Israeli digital intelligence company Cellebrite is equipping law enforcement agencies with advanced artificial intelligence (AI) tools that significantly enhance the speed and efficiency of investigating call records, text messages, images, and videos stored on electronic devices.
These innovative AI solutions empower police investigators to analyze data from a range of electronic devices, uncover connections between different data sets, track the movements of mobile devices over time, and create comprehensive timelines of events.
Cellebrite’s Guardian Investigate platform is specifically designed to assist law enforcement in tackling serious incidents, such as shootings, terrorist activities, and large-scale organized crime investigations, by providing swift insights from data as it is collected.
This platform enables investigators from various departments and agencies to collaborate on a unified dataset hosted on a centralized cloud platform. It allows for effective task allocation and identifies additional avenues for exploration.
Thanks to this technology, investigators can begin analyzing data the moment it is extracted from a mobile device and uploaded to Cellebrite’s Guardian cloud for decoding and examination, removing the need to wait for forensic experts to provide detailed reports on each individual device.
Mapping people’s movements
The platform can effectively utilize cell site data, which logs the mobile masts a device connects to, alongside Google Maps data, to track an individual’s movements over time.
Guardian Investigate serves as a modern alternative to the traditional whiteboards often used by police during investigations, enabling the mapping of locations, timelines, and communications, including social media activity and video content, with AI tools that can establish relationships among these data points.
Utilizing AI, the system is also capable of identifying unusual behavior. For example, it can detect when two individuals who typically communicate suddenly cease contact or when someone unexpectedly activates airplane mode on their device.

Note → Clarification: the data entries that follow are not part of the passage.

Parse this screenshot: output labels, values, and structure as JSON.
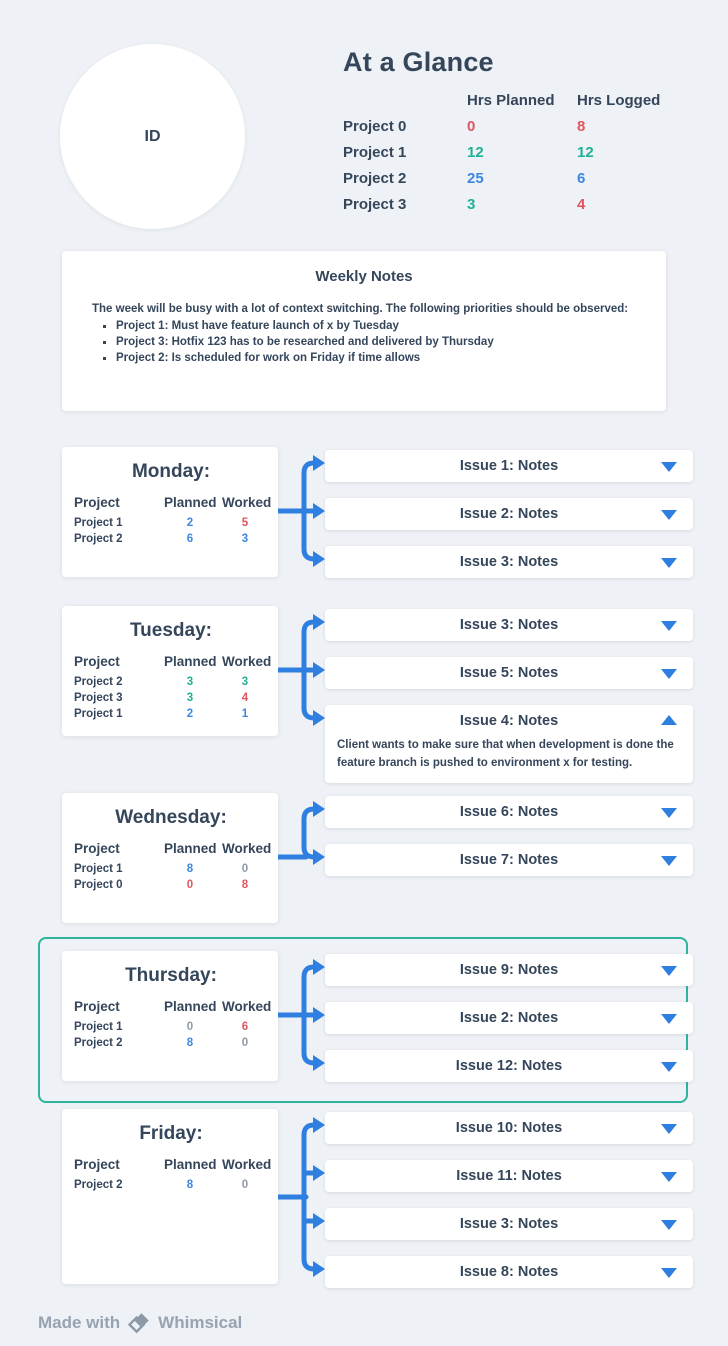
{
  "colors": {
    "background": "#eef1f5",
    "card": "#ffffff",
    "dark_text": "#35465b",
    "blue": "#3d87e2",
    "teal": "#1fb095",
    "red": "#e2555f",
    "gray": "#8d99a6",
    "arrow": "#2e7fdf",
    "highlight_border": "#2fb39c",
    "footer_gray": "#97a3b1"
  },
  "glance": {
    "avatar_label": "ID",
    "title": "At a Glance",
    "columns": {
      "planned": "Hrs Planned",
      "logged": "Hrs Logged"
    },
    "rows": [
      {
        "name": "Project 0",
        "planned": "0",
        "planned_color": "red",
        "logged": "8",
        "logged_color": "red"
      },
      {
        "name": "Project 1",
        "planned": "12",
        "planned_color": "teal",
        "logged": "12",
        "logged_color": "teal"
      },
      {
        "name": "Project 2",
        "planned": "25",
        "planned_color": "blue",
        "logged": "6",
        "logged_color": "blue"
      },
      {
        "name": "Project 3",
        "planned": "3",
        "planned_color": "teal",
        "logged": "4",
        "logged_color": "red"
      }
    ]
  },
  "weekly_notes": {
    "title": "Weekly Notes",
    "intro": "The week will be busy with a lot of context switching. The following priorities should be observed:",
    "bullets": [
      "Project 1: Must have feature launch of x by Tuesday",
      "Project 3: Hotfix 123 has to be researched and delivered by Thursday",
      "Project 2: Is scheduled for work on Friday if time allows"
    ]
  },
  "day_table_headers": {
    "project": "Project",
    "planned": "Planned",
    "worked": "Worked"
  },
  "days": [
    {
      "title": "Monday:",
      "highlighted": false,
      "rows": [
        {
          "name": "Project 1",
          "planned": "2",
          "planned_color": "blue",
          "worked": "5",
          "worked_color": "red"
        },
        {
          "name": "Project 2",
          "planned": "6",
          "planned_color": "blue",
          "worked": "3",
          "worked_color": "blue"
        }
      ],
      "issues": [
        {
          "title": "Issue 1: Notes",
          "expanded": false
        },
        {
          "title": "Issue 2: Notes",
          "expanded": false
        },
        {
          "title": "Issue 3: Notes",
          "expanded": false
        }
      ]
    },
    {
      "title": "Tuesday:",
      "highlighted": false,
      "rows": [
        {
          "name": "Project 2",
          "planned": "3",
          "planned_color": "teal",
          "worked": "3",
          "worked_color": "teal"
        },
        {
          "name": "Project 3",
          "planned": "3",
          "planned_color": "teal",
          "worked": "4",
          "worked_color": "red"
        },
        {
          "name": "Project 1",
          "planned": "2",
          "planned_color": "blue",
          "worked": "1",
          "worked_color": "blue"
        }
      ],
      "issues": [
        {
          "title": "Issue 3: Notes",
          "expanded": false
        },
        {
          "title": "Issue 5: Notes",
          "expanded": false
        },
        {
          "title": "Issue 4: Notes",
          "expanded": true,
          "body": "Client wants to make sure that when development is done the feature branch is pushed to environment x for testing."
        }
      ]
    },
    {
      "title": "Wednesday:",
      "highlighted": false,
      "rows": [
        {
          "name": "Project 1",
          "planned": "8",
          "planned_color": "blue",
          "worked": "0",
          "worked_color": "gray"
        },
        {
          "name": "Project 0",
          "planned": "0",
          "planned_color": "red",
          "worked": "8",
          "worked_color": "red"
        }
      ],
      "issues": [
        {
          "title": "Issue 6: Notes",
          "expanded": false
        },
        {
          "title": "Issue 7: Notes",
          "expanded": false
        }
      ]
    },
    {
      "title": "Thursday:",
      "highlighted": true,
      "rows": [
        {
          "name": "Project 1",
          "planned": "0",
          "planned_color": "gray",
          "worked": "6",
          "worked_color": "red"
        },
        {
          "name": "Project 2",
          "planned": "8",
          "planned_color": "blue",
          "worked": "0",
          "worked_color": "gray"
        }
      ],
      "issues": [
        {
          "title": "Issue 9: Notes",
          "expanded": false
        },
        {
          "title": "Issue 2: Notes",
          "expanded": false
        },
        {
          "title": "Issue 12: Notes",
          "expanded": false
        }
      ]
    },
    {
      "title": "Friday:",
      "highlighted": false,
      "rows": [
        {
          "name": "Project 2",
          "planned": "8",
          "planned_color": "blue",
          "worked": "0",
          "worked_color": "gray"
        }
      ],
      "issues": [
        {
          "title": "Issue 10: Notes",
          "expanded": false
        },
        {
          "title": "Issue 11: Notes",
          "expanded": false
        },
        {
          "title": "Issue 3: Notes",
          "expanded": false
        },
        {
          "title": "Issue 8: Notes",
          "expanded": false
        }
      ]
    }
  ],
  "footer": {
    "made_with": "Made with",
    "brand": "Whimsical"
  }
}
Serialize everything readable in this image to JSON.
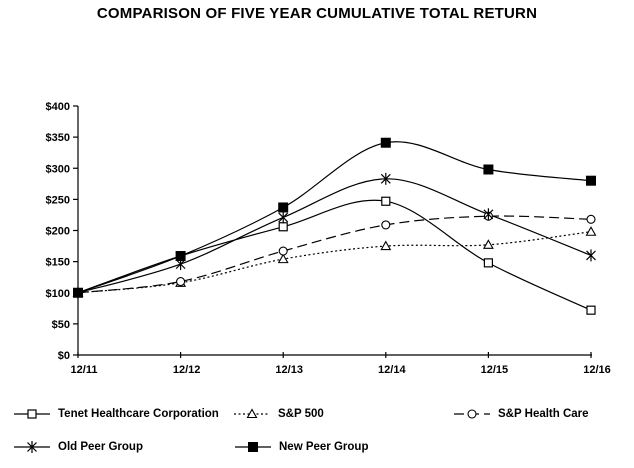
{
  "title": "COMPARISON OF FIVE YEAR CUMULATIVE TOTAL RETURN",
  "colors": {
    "line": "#000000",
    "background": "#ffffff",
    "text": "#000000",
    "marker_fill": "#ffffff"
  },
  "axes": {
    "y_tick_labels": [
      "$0",
      "$50",
      "$100",
      "$150",
      "$200",
      "$250",
      "$300",
      "$350",
      "$400"
    ],
    "x_tick_labels": [
      "12/11",
      "12/12",
      "12/13",
      "12/14",
      "12/15",
      "12/16"
    ]
  },
  "chart_data": {
    "type": "line",
    "title": "COMPARISON OF FIVE YEAR CUMULATIVE TOTAL RETURN",
    "categories": [
      "12/11",
      "12/12",
      "12/13",
      "12/14",
      "12/15",
      "12/16"
    ],
    "series": [
      {
        "name": "Tenet Healthcare Corporation",
        "marker": "open-square",
        "line_style": "solid",
        "values": [
          100,
          159,
          206,
          247,
          148,
          72
        ]
      },
      {
        "name": "S&P 500",
        "marker": "open-triangle",
        "line_style": "dotted",
        "values": [
          100,
          116,
          154,
          175,
          177,
          198
        ]
      },
      {
        "name": "S&P Health Care",
        "marker": "open-circle",
        "line_style": "dashed",
        "values": [
          100,
          118,
          167,
          209,
          223,
          218
        ]
      },
      {
        "name": "Old Peer Group",
        "marker": "asterisk",
        "line_style": "solid",
        "values": [
          100,
          146,
          221,
          283,
          226,
          160
        ]
      },
      {
        "name": "New Peer Group",
        "marker": "filled-square",
        "line_style": "solid",
        "values": [
          100,
          159,
          237,
          341,
          298,
          280
        ]
      }
    ],
    "xlabel": "",
    "ylabel": "",
    "ylim": [
      0,
      400
    ],
    "y_tick_step": 50,
    "y_tick_prefix": "$",
    "grid": false,
    "smoothed_lines": true,
    "legend_position": "bottom"
  }
}
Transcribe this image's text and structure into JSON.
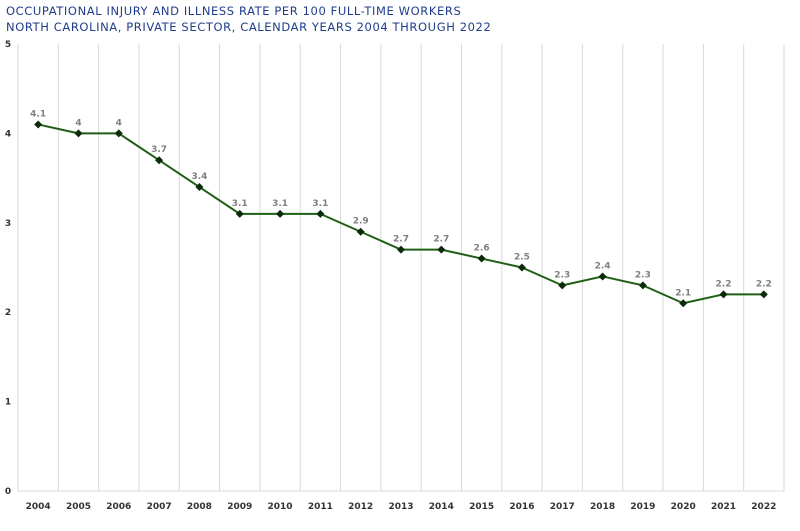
{
  "chart_data": {
    "type": "line",
    "title_lines": [
      "OCCUPATIONAL INJURY AND ILLNESS RATE PER 100 FULL-TIME WORKERS",
      "NORTH CAROLINA, PRIVATE SECTOR, CALENDAR YEARS 2004 THROUGH 2022"
    ],
    "categories": [
      "2004",
      "2005",
      "2006",
      "2007",
      "2008",
      "2009",
      "2010",
      "2011",
      "2012",
      "2013",
      "2014",
      "2015",
      "2016",
      "2017",
      "2018",
      "2019",
      "2020",
      "2021",
      "2022"
    ],
    "series": [
      {
        "values": [
          4.1,
          4,
          4,
          3.7,
          3.4,
          3.1,
          3.1,
          3.1,
          2.9,
          2.7,
          2.7,
          2.6,
          2.5,
          2.3,
          2.4,
          2.3,
          2.1,
          2.2,
          2.2
        ],
        "color": "#1f5f14"
      }
    ],
    "data_labels": [
      "4.1",
      "4",
      "4",
      "3.7",
      "3.4",
      "3.1",
      "3.1",
      "3.1",
      "2.9",
      "2.7",
      "2.7",
      "2.6",
      "2.5",
      "2.3",
      "2.4",
      "2.3",
      "2.1",
      "2.2",
      "2.2"
    ],
    "y_ticks": [
      "0",
      "1",
      "2",
      "3",
      "4",
      "5"
    ],
    "ylim": [
      0,
      5
    ],
    "grid": "vertical",
    "legend": "none",
    "marker": "diamond",
    "colors": {
      "title": "#1f3d8a",
      "line": "#1f5f14",
      "marker": "#0a2a0a",
      "grid": "#d9d9d9",
      "data_label": "#7f7f7f",
      "tick": "#333333"
    }
  }
}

Cellebrite has integrated technology from its 2021 acquisition of the open-source intelligence company Digital Clues to create AI agents capable of identifying the owners of email addresses or phone numbers using publicly available information found online.
AI is able to identify owners of mobile devices
Matt Goeckel, formerly a law enforcement official and now the technical marketing director at Cellebrite, showcased how the tool autonomously identifies mobile phone owners by analyzing the email addresses linked to various applications and utilizing open-source research to establish connections.
“I can instruct Investigate AI to conduct an open-source search and determine what’s accessible regarding this individual,” he explained to Computer Weekly. “We can uncover profile pictures, other names, user handles, phone numbers, and addresses—all of which are public information.”
Goeckel highlighted one of the platform’s most impactful features: its ability to uncover inconsistencies within substantial amounts of evidence, such as conflicting witness statements. With a growing case load, the likelihood of missing crucial details increases, making this functionality invaluable.
The platform supports the aggregation of all data related to a specific investigation, thus eliminating the need for “swivel chairing,” where investigators toggle between screens to view different types of evidence, like surveillance footage and call records.
Rapid summaries of text messages
The Brazoria County Sheriff’s Office in Texas has piloted Guardian Investigate, noting that Cellebrite’s AI technology can condense the contents of a mobile device containing 200,000 text messages in a fraction of the time necessary for human investigators.
This AI software “instantly” identified relationships within the data that would have been “nearly impossible” to discern manually, enabling analysts to produce operational intelligence packages in mere hours instead of months, according to a testimonial provided for Cellebrite.
Cellebrite offers another tool, Cellebrite Genesis, a standalone AI analysis solution for organizations preferring to keep their data confidential. This tool features similar capabilities and operates via a ChatGPT-like interface.
According to Cellebrite, during a counter-terrorism investigation in Australia, Genesis was able to reveal evidence of a planned terrorist attack in just three minutes, a task that would typically demand two to three weeks of work from a human analyst.

Cellebrite reports that digital evidence is now integral to over 90% of criminal cases, including data derived from mobile devices, social media, and, more recently, drones.
Historically, investigators would collect a phone from a crime scene and dispatch it to a lab for analysis, where experts would sift through the data based on a warrant and return findings to investigators.
Ashley Hernandez, a product management executive at Cellebrite, indicated to Computer Weekly that the AI technology allows investigators to engage directly with the data from seized devices immediately, negating the need to await expert analysis and reports. “It operates as close to real time as possible,” she confirmed.
The human in the loop
Cellebrite asserts that its AI tools enable analysts to verify results by examining the source evidence used by the AI, ensuring a “human in the loop” approach to minimize errors and address potential AI inaccuracies.
Peter Sommer, a forensic expert familiar with Cellebrite’s technology, commented on the importance of manually verifying AI-generated results in forensic situations to ensure admissibility in court.
“Whenever AI is applied in forensic science, it is crucial to revisit the original data,” he explained. “While AI excels at processing large volumes of information, it is essential to manually check the findings to avoid errors, as too many complications can arise if one solely relies on immediate AI outputs.”